Ослепительный Миг
Юбка, привезённая Kатькиной интуристовской тётей, была из какого-то особенно мягкого струящегося трикотажа. Чёрная ткань по-заграничному игриво плескалась вокруг Катькиных ног, изящно удлинённых такими же чёрными босоножками на платформе. Весь курс мечтал о таких платформах!
Пролог.
ЗАМОРОЧКИ
Двадцать первое. Ночь. Понедельник.
Очертанья столицы во мгле.
Сочинил же какой-то бездельник,
Что бывает любовь на земле.
А.Ахматова
Но курс вообще-то понимал, как устроен мир, и завидовал уважительно и кротко, зная, что не у всех тётя ездит в командировки во Францию, а мама – в Англию.
– Кать, а правда, длинная лучше, чем “мини”? Коленка прикрыта, воображение дорисовывает… Длинное соблазнительнее, по-моему.
Полулежа на диване, Катька критически разглядывала свои коленки, сгибая и разгибая то одну, то другую ногу. Софа подобрала под себя ноги и сделала длинную затяжку:
– Да ладно, какое у мальчишек воображение… Катькину коленку дорисовать – тут нужно быть Роденом как минимум. A мальчишки – дураки. Воображение у них, прямо…
Софкины родители, самые лояльные и терпимые из всех, отправились на дачу, чтобы мы могли спокойно подготовиться к немецкому, поэтому курить можно было сколько угодно.
– Bчера Светулю Петровскую на Невском встретила, – сказала Нина.
– Ну и как?
Нина отпила из бокала:
– Она теперь в Америку не хочет – англичанина ищет. Завела кошку с зелёными глазами, приучила лежать вот так на плечах… Ну вот, идёт себе на каблучках, а на плечах – живая сибирская кошка, с рыжим отливом.

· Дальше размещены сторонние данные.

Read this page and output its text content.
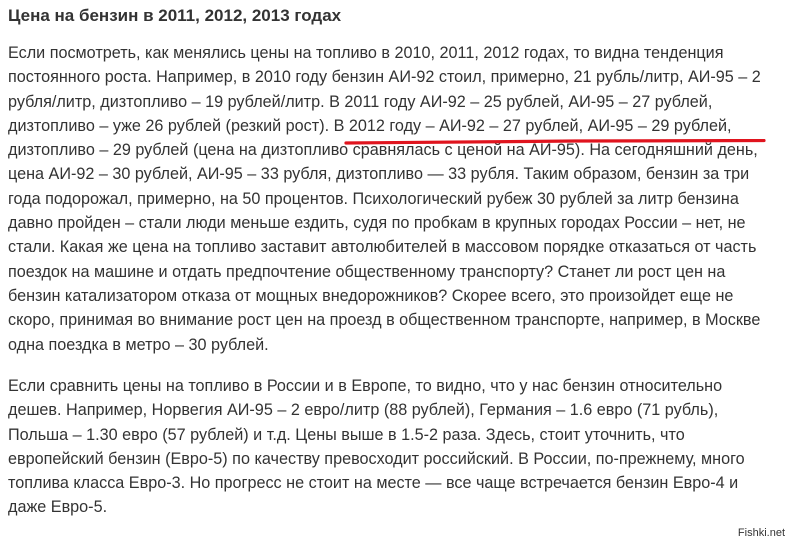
Цена на бензин в 2011, 2012, 2013 годах

Если посмотреть, как менялись цены на топливо в 2010, 2011, 2012 годах, то видна тенденция
постоянного роста. Например, в 2010 году бензин АИ-92 стоил, примерно, 21 рубль/литр, АИ-95 – 2
рубля/литр, дизтопливо – 19 рублей/литр. В 2011 году АИ-92 – 25 рублей, АИ-95 – 27 рублей,
дизтопливо – уже 26 рублей (резкий рост). В 2012 году – АИ-92 – 27 рублей, АИ-95 – 29 рублей,
дизтопливо – 29 рублей (цена на дизтопливо сравнялась с ценой на АИ-95). На сегодняшний день,
цена АИ-92 – 30 рублей, АИ-95 – 33 рубля, дизтопливо — 33 рубля. Таким образом, бензин за три
года подорожал, примерно, на 50 процентов. Психологический рубеж 30 рублей за литр бензина
давно пройден – стали люди меньше ездить, судя по пробкам в крупных городах России – нет, не
стали. Какая же цена на топливо заставит автолюбителей в массовом порядке отказаться от часть
поездок на машине и отдать предпочтение общественному транспорту? Станет ли рост цен на
бензин катализатором отказа от мощных внедорожников? Скорее всего, это произойдет еще не
скоро, принимая во внимание рост цен на проезд в общественном транспорте, например, в Москве
одна поездка в метро – 30 рублей.

Если сравнить цены на топливо в России и в Европе, то видно, что у нас бензин относительно
дешев. Например, Норвегия АИ-95 – 2 евро/литр (88 рублей), Германия – 1.6 евро (71 рубль),
Польша – 1.30 евро (57 рублей) и т.д. Цены выше в 1.5-2 раза. Здесь, стоит уточнить, что
европейский бензин (Евро-5) по качеству превосходит российский. В России, по-прежнему, много
топлива класса Евро-3. Но прогресс не стоит на месте — все чаще встречается бензин Евро-4 и
даже Евро-5.

Fishki.net
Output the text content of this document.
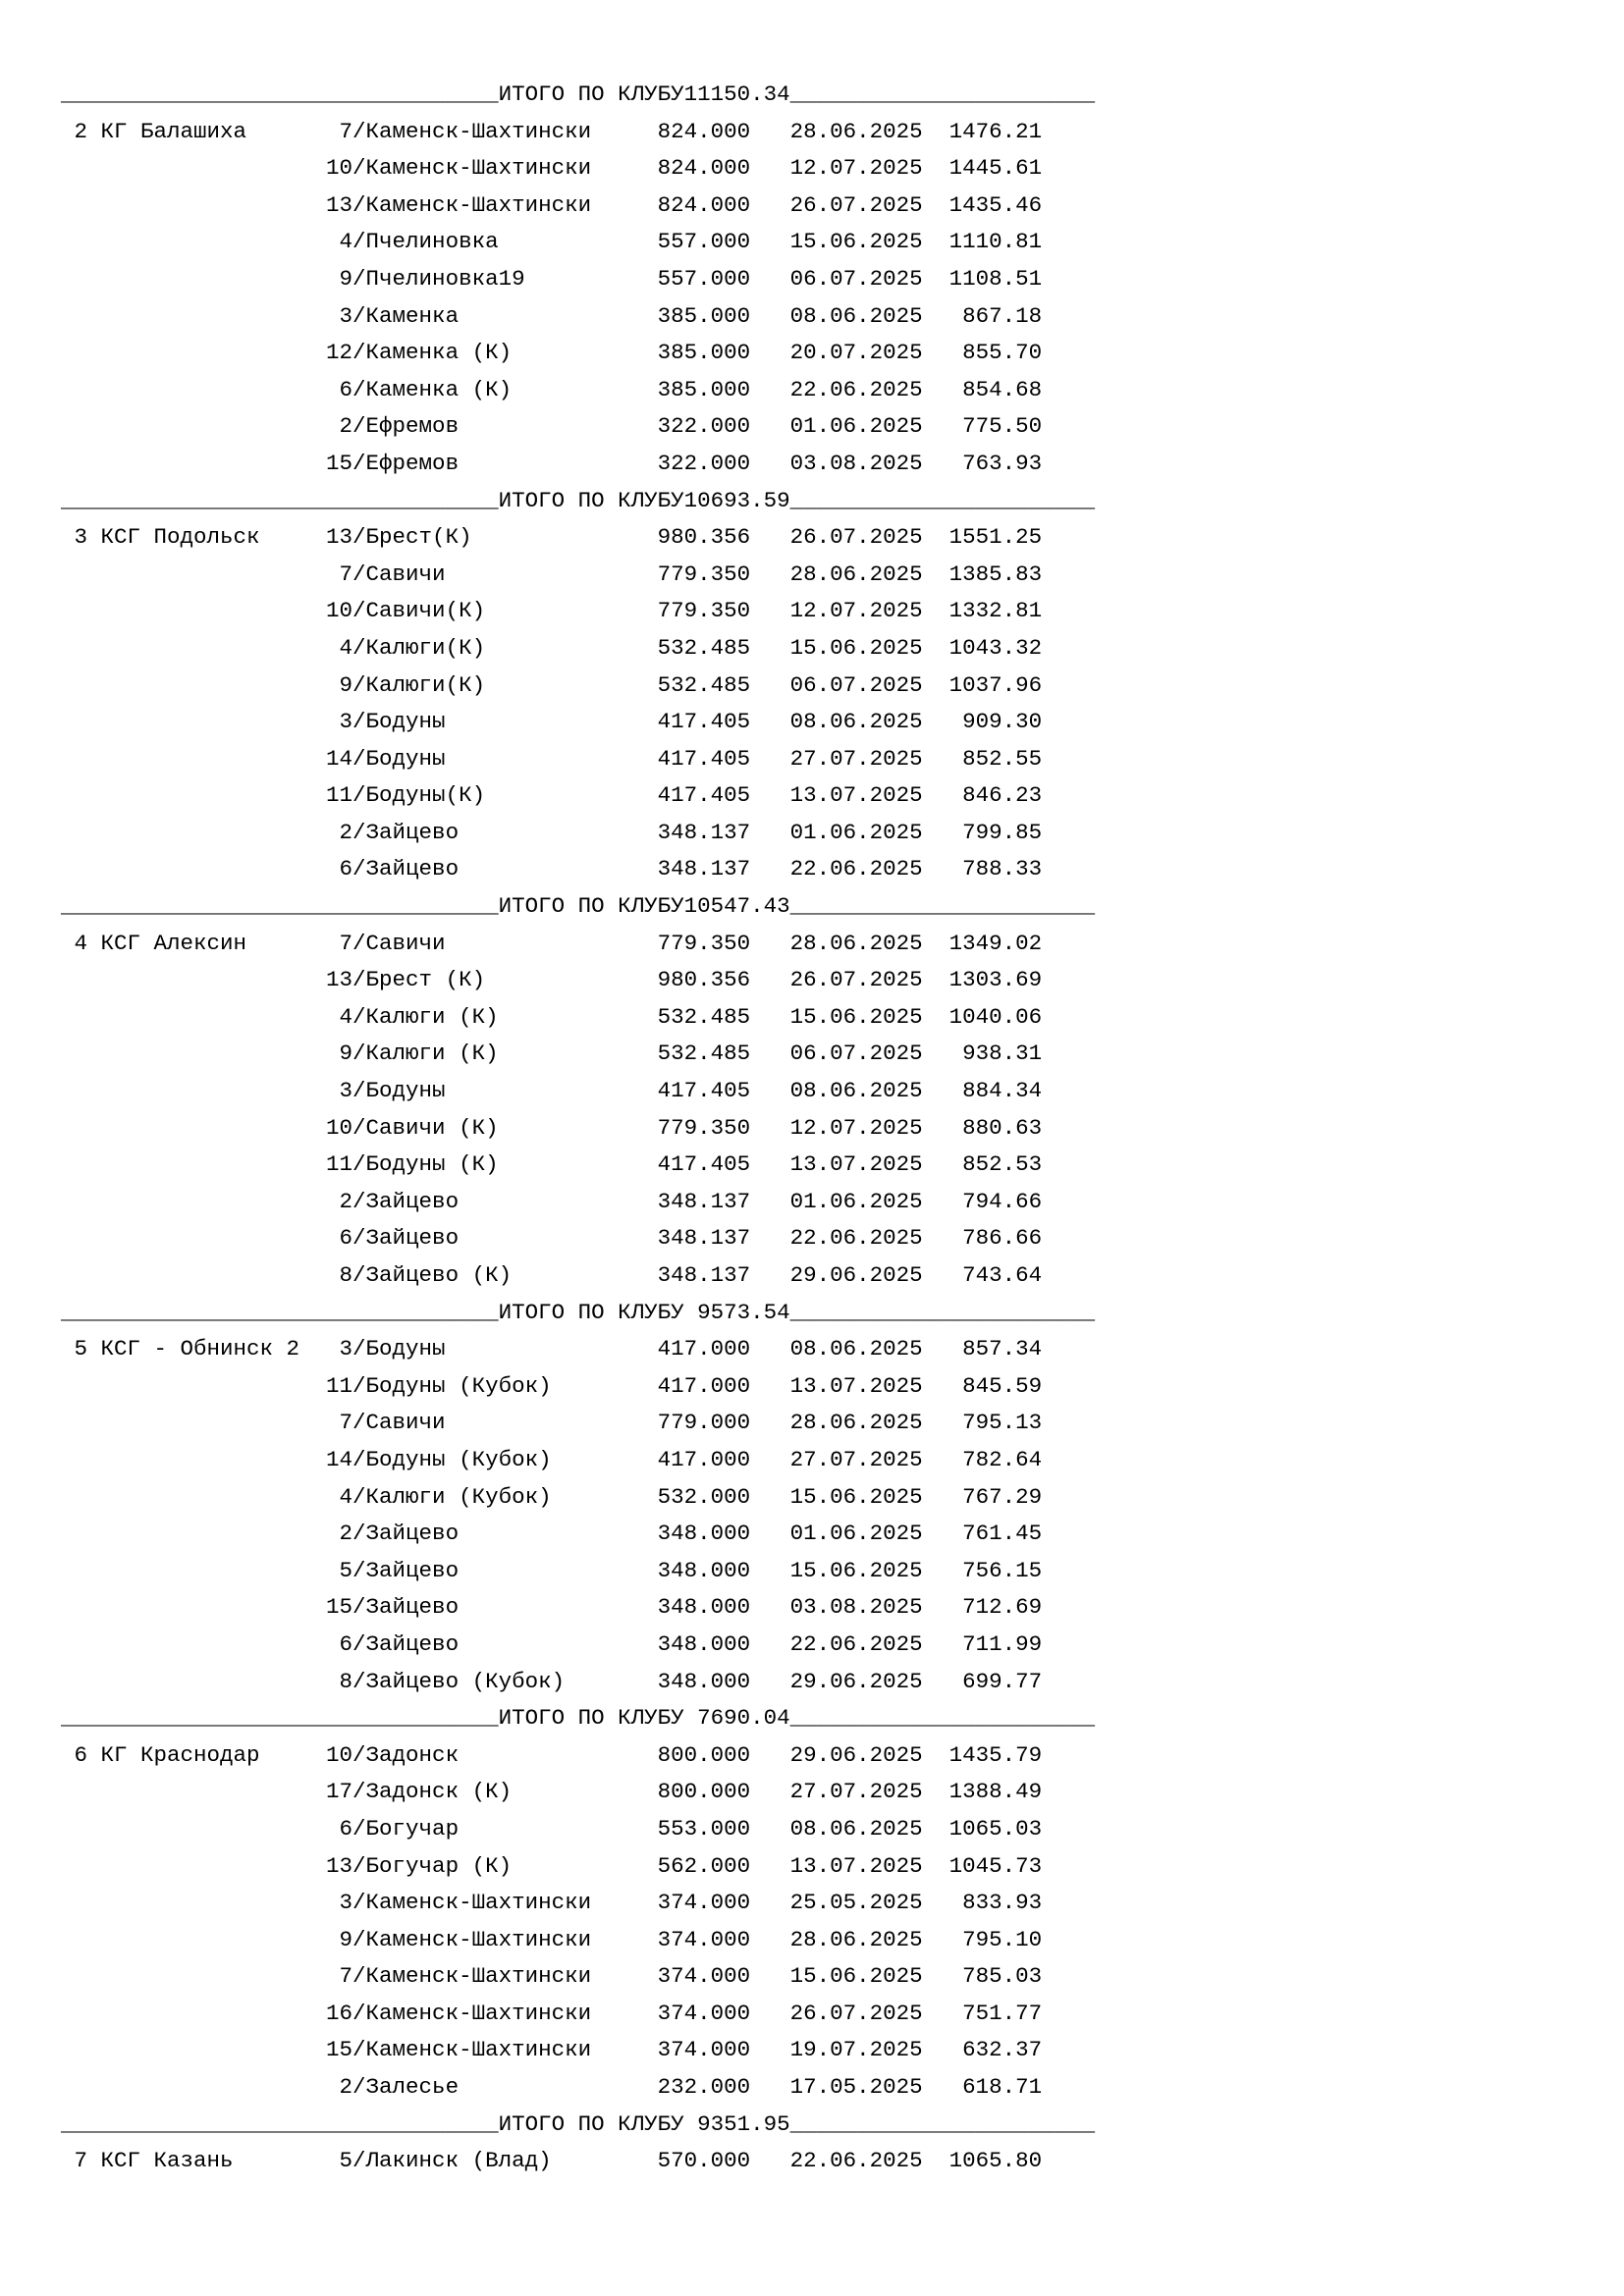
_________________________________ИТОГО ПО КЛУБУ11150.34_______________________
2 КГ Балашиха       7/Каменск-Шахтински     824.000   28.06.2025  1476.21
10/Каменск-Шахтински     824.000   12.07.2025  1445.61
13/Каменск-Шахтински     824.000   26.07.2025  1435.46
4/Пчелиновка            557.000   15.06.2025  1110.81
9/Пчелиновка19          557.000   06.07.2025  1108.51
3/Каменка               385.000   08.06.2025   867.18
12/Каменка (К)           385.000   20.07.2025   855.70
6/Каменка (К)           385.000   22.06.2025   854.68
2/Ефремов               322.000   01.06.2025   775.50
15/Ефремов               322.000   03.08.2025   763.93
_________________________________ИТОГО ПО КЛУБУ10693.59_______________________
3 КСГ Подольск     13/Брест(К)              980.356   26.07.2025  1551.25
7/Савичи                779.350   28.06.2025  1385.83
10/Савичи(К)             779.350   12.07.2025  1332.81
4/Калюги(К)             532.485   15.06.2025  1043.32
9/Калюги(К)             532.485   06.07.2025  1037.96
3/Бодуны                417.405   08.06.2025   909.30
14/Бодуны                417.405   27.07.2025   852.55
11/Бодуны(К)             417.405   13.07.2025   846.23
2/Зайцево               348.137   01.06.2025   799.85
6/Зайцево               348.137   22.06.2025   788.33
_________________________________ИТОГО ПО КЛУБУ10547.43_______________________
4 КСГ Алексин       7/Савичи                779.350   28.06.2025  1349.02
13/Брест (К)             980.356   26.07.2025  1303.69
4/Калюги (К)            532.485   15.06.2025  1040.06
9/Калюги (К)            532.485   06.07.2025   938.31
3/Бодуны                417.405   08.06.2025   884.34
10/Савичи (К)            779.350   12.07.2025   880.63
11/Бодуны (К)            417.405   13.07.2025   852.53
2/Зайцево               348.137   01.06.2025   794.66
6/Зайцево               348.137   22.06.2025   786.66
8/Зайцево (К)           348.137   29.06.2025   743.64
_________________________________ИТОГО ПО КЛУБУ 9573.54_______________________
5 КСГ - Обнинск 2   3/Бодуны                417.000   08.06.2025   857.34
11/Бодуны (Кубок)        417.000   13.07.2025   845.59
7/Савичи                779.000   28.06.2025   795.13
14/Бодуны (Кубок)        417.000   27.07.2025   782.64
4/Калюги (Кубок)        532.000   15.06.2025   767.29
2/Зайцево               348.000   01.06.2025   761.45
5/Зайцево               348.000   15.06.2025   756.15
15/Зайцево               348.000   03.08.2025   712.69
6/Зайцево               348.000   22.06.2025   711.99
8/Зайцево (Кубок)       348.000   29.06.2025   699.77
_________________________________ИТОГО ПО КЛУБУ 7690.04_______________________
6 КГ Краснодар     10/Задонск               800.000   29.06.2025  1435.79
17/Задонск (К)           800.000   27.07.2025  1388.49
6/Богучар               553.000   08.06.2025  1065.03
13/Богучар (К)           562.000   13.07.2025  1045.73
3/Каменск-Шахтински     374.000   25.05.2025   833.93
9/Каменск-Шахтински     374.000   28.06.2025   795.10
7/Каменск-Шахтински     374.000   15.06.2025   785.03
16/Каменск-Шахтински     374.000   26.07.2025   751.77
15/Каменск-Шахтински     374.000   19.07.2025   632.37
2/Залесье               232.000   17.05.2025   618.71
_________________________________ИТОГО ПО КЛУБУ 9351.95_______________________
7 КСГ Казань        5/Лакинск (Влад)        570.000   22.06.2025  1065.80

– Так весь Невский пялился, наверное?
– Само собой. Светка же и волосы отрастила – вот до сих пор, ещё и золотистые, хной и луком подкрасила.
– А что, эта кошка… не гадит, что ли, на неё?
– А кто её знает? Зато, когда с кошечкой, легко знакомиться на улице. А так Светка вообще спаниеля хочет. Но это уже в Англии, чтобы перед камином на ковре играть. Она мне потом фотографию пришлёт. Я тоже спаниелей больше всех люблю.
– Слушай, а если она здесь кого-нибудь подцепит и не захочет ехать? – спросила я, – В смысле, полюбит кого-то?
Нинка гневно указала на меня догорающей сигаретой:
– Не, ну ты сама-то слышала, чего сказала? Куда не захочет? Чего не захочет?
Она подошла к столику и с силой вдавила окурок в стеклянную пепельницу:
– Ты хоть понимаешь, что Светка же попадёт в сказку? В сказку! – почти выкрикнула она. Как будто я виновата, что это Светка, а не она, попадёт в сказку.
– Ты хоть можешь себе представить, что там цыплята продаются – уже потрошённые?! Везде! В каждом магазине лежат – бери! Мытые, в полиэтиленовых мешочках, ножки отдельно, крылышки – отдельно?! – кричала она мне в лицо.
Все подавленно молчали.
– Правда, что ли?
– Угу, – oтозвалась Катька с дивана. – Ещё и не то есть, мне мамуля рассказывала, – Катька выпустила аккуратное облачко дыма: – Не, Светик сделает всё правильно. Зачем ей весь этот детский сад? Любовь-морковь-свекровь…
Она задумчиво разглядывала свою ногу в платформенной босоножке: “Я вот думаю: ну за что это меня бог-то наказал? При такой фигуре – и дал такое лицо? А?”
– Хорош жаловаться! – сказала Софка, разгоняя рукой дым: – Лицо нарисовать можно. Главное – фигура. Вот дал бы он тебе кривые ноги, как у Анечки с французского, так и ходила бы в брюках всю жизнь.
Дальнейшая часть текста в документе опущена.